Beranda Metropolis Antisipasi Varian Omicron, RSUD Kota Bogor Siapkan Gedung Baru

Antisipasi Varian Omicron, RSUD Kota Bogor Siapkan Gedung Baru

RSUD Ciawi mulai bersiap mengantisipasi lonjakan kasus Covid-19 saat libur Nataru.

BOGOR-RADAR BOGOR, Rumah Sakit Umum Daerah (RSUD) Kota Bogor kembali menyiapkan gedung baru Blok 3.

Hal itu sebagai antisipasi lonjakan kasus Covid-19 varian Omicron di wilayahnya.

Baca juga: Alhamdulilah, Ruang Khusus Pasien Covid-19 RSUD Ciawi Kosong

universitas-ibn-khaldun-uika-bogor

“Kami melakukan persiapan (secara) bertahap, dilihat dari berapa banyak penambahan kasus yang terjadi, apabila kasus bertambah secara perlahan kita siapkan lantai 1 atau ruang Batu Tulis di Blok 3 RSUD Kota Bogor,” kata Kabid Pengembangan Bisnis dan Pengendalian RSUD Kota Bogor Armein S. Rowi, Rabu (26/1/2022).

Untuk mengantisipasi lonjakan kasus yang cukup signifikan, maka RSUD Kota Bogor menyiapkan seluruh lantai yang berada di Blok 3 untuk digunakan melakukan perawatan pasien Covid-19.

Sedangkan upaya terakhir yang akan ditempuh ketika kasus semakin tidak terkendali, maka RSUD Kota Bogor akan berkoordinasi dengan Badan Penanggulangan Bencana Daerah (BPBD) atau Badan Nasional Penanggulangan Bencana (BNPB) untuk meminta agar membuka kembali rumah sakit perluasan.

“Kita sedang mempersiapkan ruang Batu Tulis, mulai dari 32 bad dan bisa disesuaikan sesuai penambahan kasus. Tapi jika semakin melonkan akan disiapkan rumah sakit perluasan. Itu pilihan terakhir,” ucap Armein.

Untuk itu, dirinya meminta agar masyarakat waspada varian omicron karena penularanya yang sangat cepat dan tetap menerapkan protokol kesehatan (prokes).

Karenanya jika sedang dalam kondisi tidak fit, mengalami gejala flu, batuk, dan sebagainya, baiknya mengurangi intensitas kegiatan baik kerkumpul, dan sebagainya.

“Silent dan penularannya cepat, bukan hanya menjaga prokes, menjaga kesehatan dan mengurangi potensi penyebaran covid,” imbuhnya.

Secara umum, kata dia, varian omicron hampir sama dengan varian sebelumnya.

Hanya saja untuk varian baru tersebut penyebaran yang cepat.
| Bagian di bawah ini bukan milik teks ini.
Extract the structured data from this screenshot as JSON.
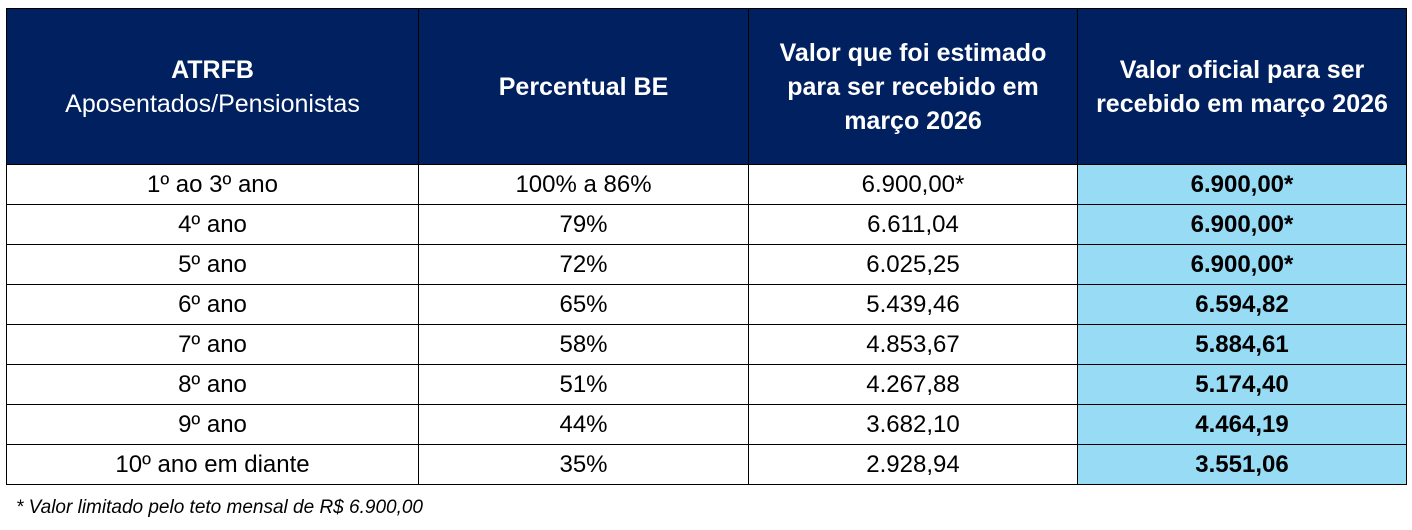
{
  "table": {
    "columns": [
      {
        "title": "ATRFB",
        "subtitle": "Aposentados/Pensionistas"
      },
      {
        "title": "Percentual BE"
      },
      {
        "title": "Valor que foi estimado para ser recebido em março 2026"
      },
      {
        "title": "Valor oficial para ser recebido em março 2026"
      }
    ],
    "rows": [
      [
        "1º ao 3º ano",
        "100% a 86%",
        "6.900,00*",
        "6.900,00*"
      ],
      [
        "4º ano",
        "79%",
        "6.611,04",
        "6.900,00*"
      ],
      [
        "5º ano",
        "72%",
        "6.025,25",
        "6.900,00*"
      ],
      [
        "6º ano",
        "65%",
        "5.439,46",
        "6.594,82"
      ],
      [
        "7º ano",
        "58%",
        "4.853,67",
        "5.884,61"
      ],
      [
        "8º ano",
        "51%",
        "4.267,88",
        "5.174,40"
      ],
      [
        "9º ano",
        "44%",
        "3.682,10",
        "4.464,19"
      ],
      [
        "10º ano em diante",
        "35%",
        "2.928,94",
        "3.551,06"
      ]
    ]
  },
  "footnote": "* Valor limitado pelo teto mensal de R$ 6.900,00"
}
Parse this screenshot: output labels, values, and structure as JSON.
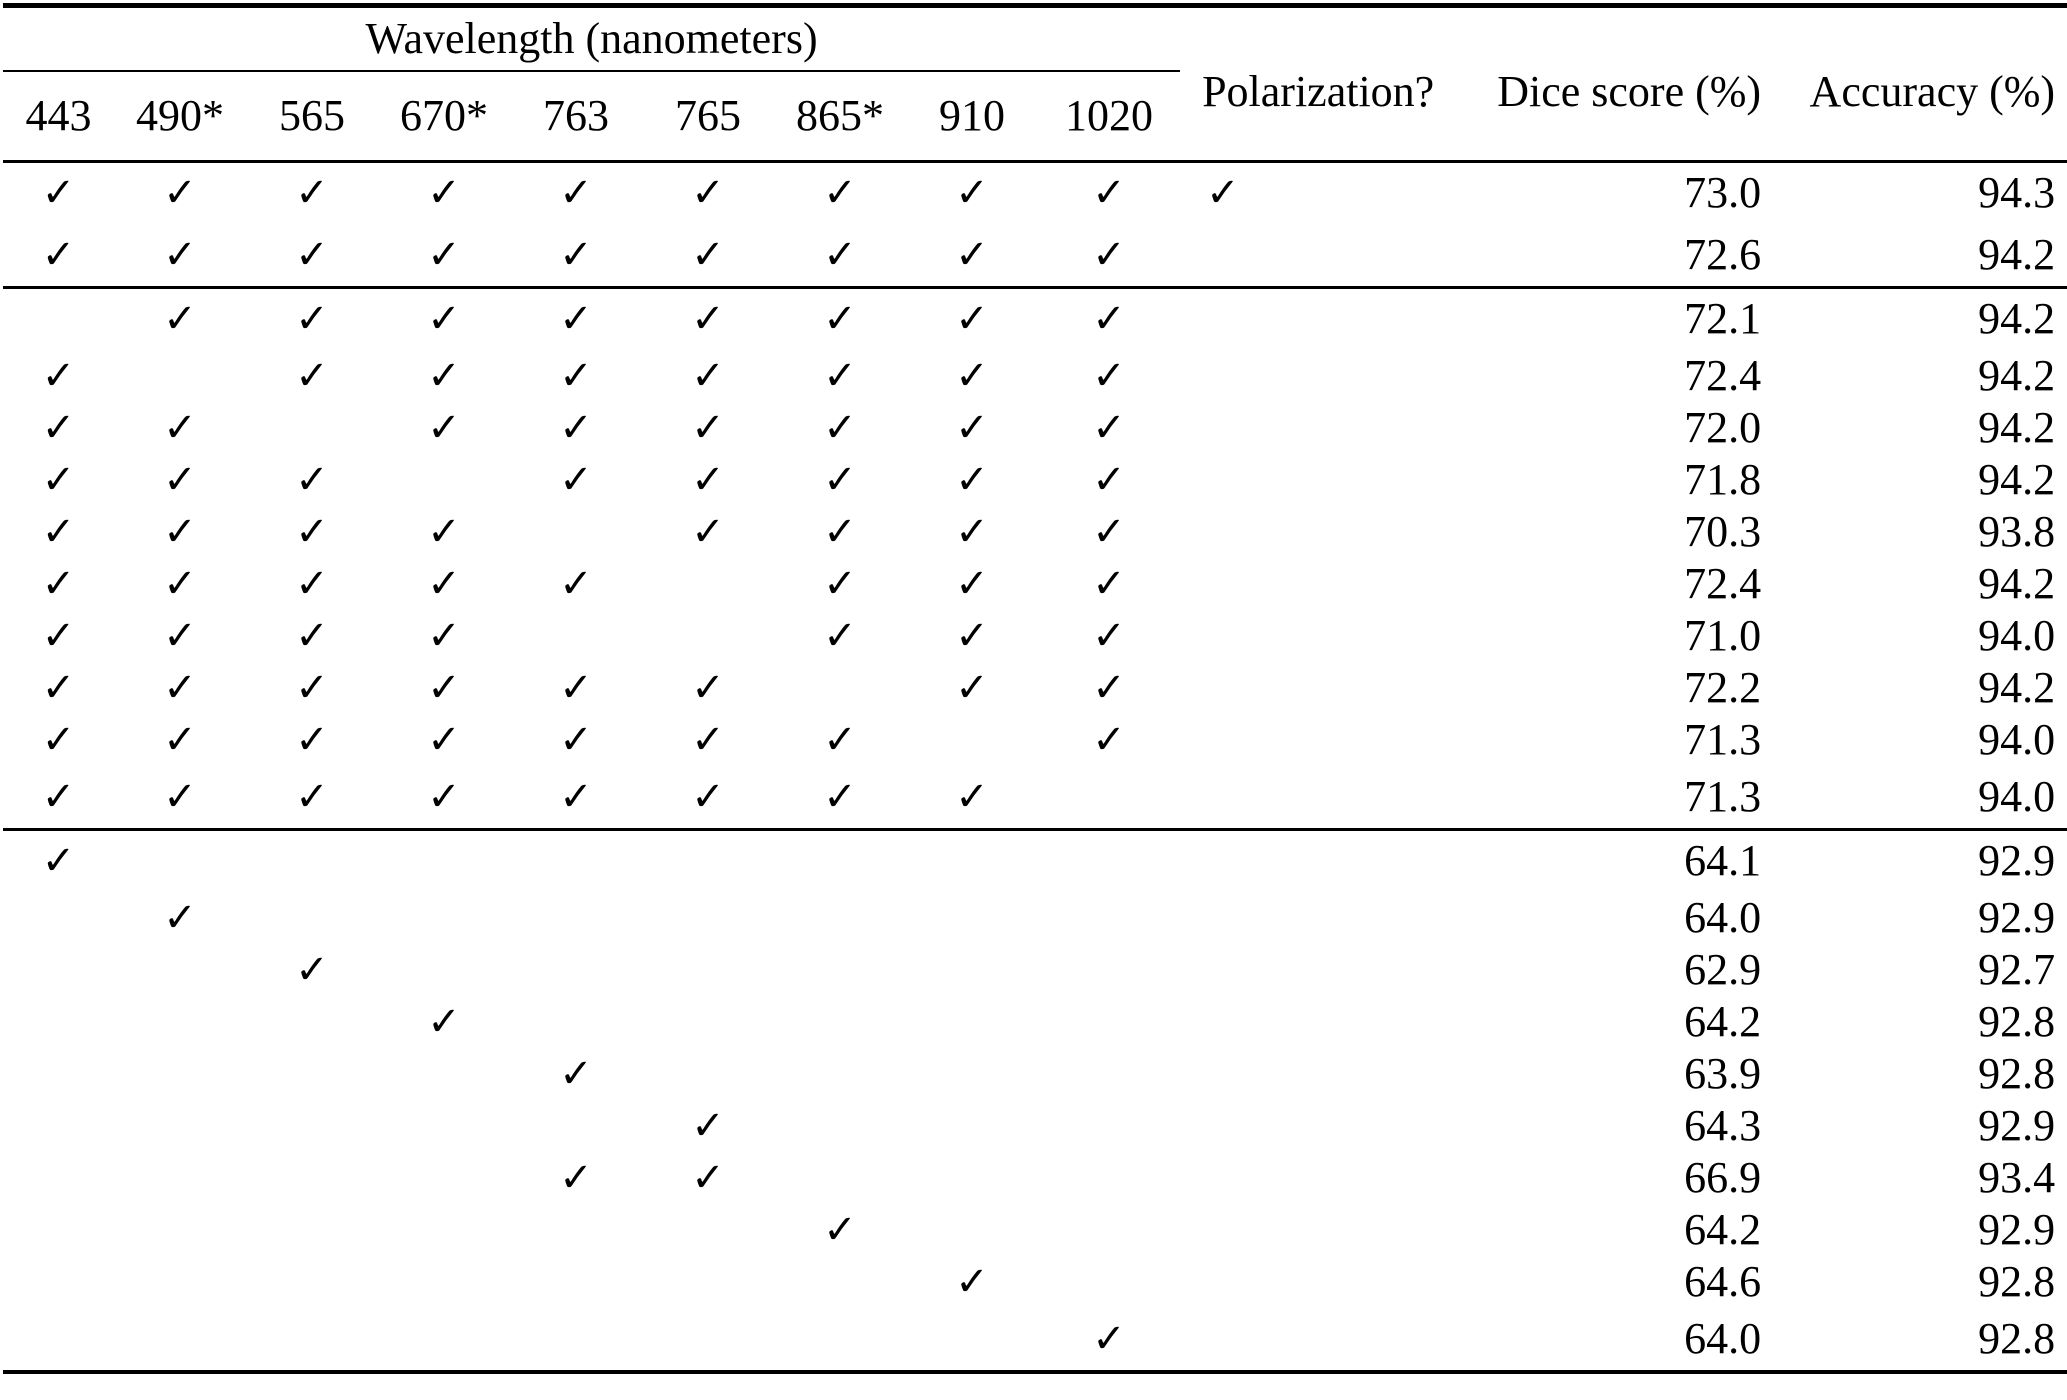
{
  "table": {
    "group_header": "Wavelength (nanometers)",
    "headers": {
      "polarization": "Polarization?",
      "dice": "Dice score (%)",
      "accuracy": "Accuracy (%)"
    },
    "wavelengths": [
      "443",
      "490*",
      "565",
      "670*",
      "763",
      "765",
      "865*",
      "910",
      "1020"
    ],
    "check_glyph": "✓",
    "groups": [
      {
        "rows": [
          {
            "checks": [
              1,
              1,
              1,
              1,
              1,
              1,
              1,
              1,
              1
            ],
            "polarization": 1,
            "dice": "73.0",
            "accuracy": "94.3"
          },
          {
            "checks": [
              1,
              1,
              1,
              1,
              1,
              1,
              1,
              1,
              1
            ],
            "polarization": 0,
            "dice": "72.6",
            "accuracy": "94.2"
          }
        ]
      },
      {
        "rows": [
          {
            "checks": [
              0,
              1,
              1,
              1,
              1,
              1,
              1,
              1,
              1
            ],
            "polarization": 0,
            "dice": "72.1",
            "accuracy": "94.2"
          },
          {
            "checks": [
              1,
              0,
              1,
              1,
              1,
              1,
              1,
              1,
              1
            ],
            "polarization": 0,
            "dice": "72.4",
            "accuracy": "94.2"
          },
          {
            "checks": [
              1,
              1,
              0,
              1,
              1,
              1,
              1,
              1,
              1
            ],
            "polarization": 0,
            "dice": "72.0",
            "accuracy": "94.2"
          },
          {
            "checks": [
              1,
              1,
              1,
              0,
              1,
              1,
              1,
              1,
              1
            ],
            "polarization": 0,
            "dice": "71.8",
            "accuracy": "94.2"
          },
          {
            "checks": [
              1,
              1,
              1,
              1,
              0,
              1,
              1,
              1,
              1
            ],
            "polarization": 0,
            "dice": "70.3",
            "accuracy": "93.8"
          },
          {
            "checks": [
              1,
              1,
              1,
              1,
              1,
              0,
              1,
              1,
              1
            ],
            "polarization": 0,
            "dice": "72.4",
            "accuracy": "94.2"
          },
          {
            "checks": [
              1,
              1,
              1,
              1,
              0,
              0,
              1,
              1,
              1
            ],
            "polarization": 0,
            "dice": "71.0",
            "accuracy": "94.0"
          },
          {
            "checks": [
              1,
              1,
              1,
              1,
              1,
              1,
              0,
              1,
              1
            ],
            "polarization": 0,
            "dice": "72.2",
            "accuracy": "94.2"
          },
          {
            "checks": [
              1,
              1,
              1,
              1,
              1,
              1,
              1,
              0,
              1
            ],
            "polarization": 0,
            "dice": "71.3",
            "accuracy": "94.0"
          },
          {
            "checks": [
              1,
              1,
              1,
              1,
              1,
              1,
              1,
              1,
              0
            ],
            "polarization": 0,
            "dice": "71.3",
            "accuracy": "94.0"
          }
        ]
      },
      {
        "rows": [
          {
            "checks": [
              1,
              0,
              0,
              0,
              0,
              0,
              0,
              0,
              0
            ],
            "polarization": 0,
            "dice": "64.1",
            "accuracy": "92.9"
          },
          {
            "checks": [
              0,
              1,
              0,
              0,
              0,
              0,
              0,
              0,
              0
            ],
            "polarization": 0,
            "dice": "64.0",
            "accuracy": "92.9"
          },
          {
            "checks": [
              0,
              0,
              1,
              0,
              0,
              0,
              0,
              0,
              0
            ],
            "polarization": 0,
            "dice": "62.9",
            "accuracy": "92.7"
          },
          {
            "checks": [
              0,
              0,
              0,
              1,
              0,
              0,
              0,
              0,
              0
            ],
            "polarization": 0,
            "dice": "64.2",
            "accuracy": "92.8"
          },
          {
            "checks": [
              0,
              0,
              0,
              0,
              1,
              0,
              0,
              0,
              0
            ],
            "polarization": 0,
            "dice": "63.9",
            "accuracy": "92.8"
          },
          {
            "checks": [
              0,
              0,
              0,
              0,
              0,
              1,
              0,
              0,
              0
            ],
            "polarization": 0,
            "dice": "64.3",
            "accuracy": "92.9"
          },
          {
            "checks": [
              0,
              0,
              0,
              0,
              1,
              1,
              0,
              0,
              0
            ],
            "polarization": 0,
            "dice": "66.9",
            "accuracy": "93.4"
          },
          {
            "checks": [
              0,
              0,
              0,
              0,
              0,
              0,
              1,
              0,
              0
            ],
            "polarization": 0,
            "dice": "64.2",
            "accuracy": "92.9"
          },
          {
            "checks": [
              0,
              0,
              0,
              0,
              0,
              0,
              0,
              1,
              0
            ],
            "polarization": 0,
            "dice": "64.6",
            "accuracy": "92.8"
          },
          {
            "checks": [
              0,
              0,
              0,
              0,
              0,
              0,
              0,
              0,
              1
            ],
            "polarization": 0,
            "dice": "64.0",
            "accuracy": "92.8"
          }
        ]
      }
    ]
  }
}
Tetapi gejala yang ditimbulkan relatif ringan seperti batuk, filk, dan demam yang tidak tinggi.

Meski demikian, tetap harus diwaspadai karena penyebaran yang cepat, dan ketika menginfeksi pasien yang memiliki komorbid bisa menimbulkan kematian.

Dari total 145 pasien yang masih dirawat di rumah sakit hingga Selasa (25/1/2022), sebanyak 18 pasien ditangani di RSUD Kota Bogor.

“(Mereka) memang menunjukan gejala yang belum parah,” ucapnya. (ded)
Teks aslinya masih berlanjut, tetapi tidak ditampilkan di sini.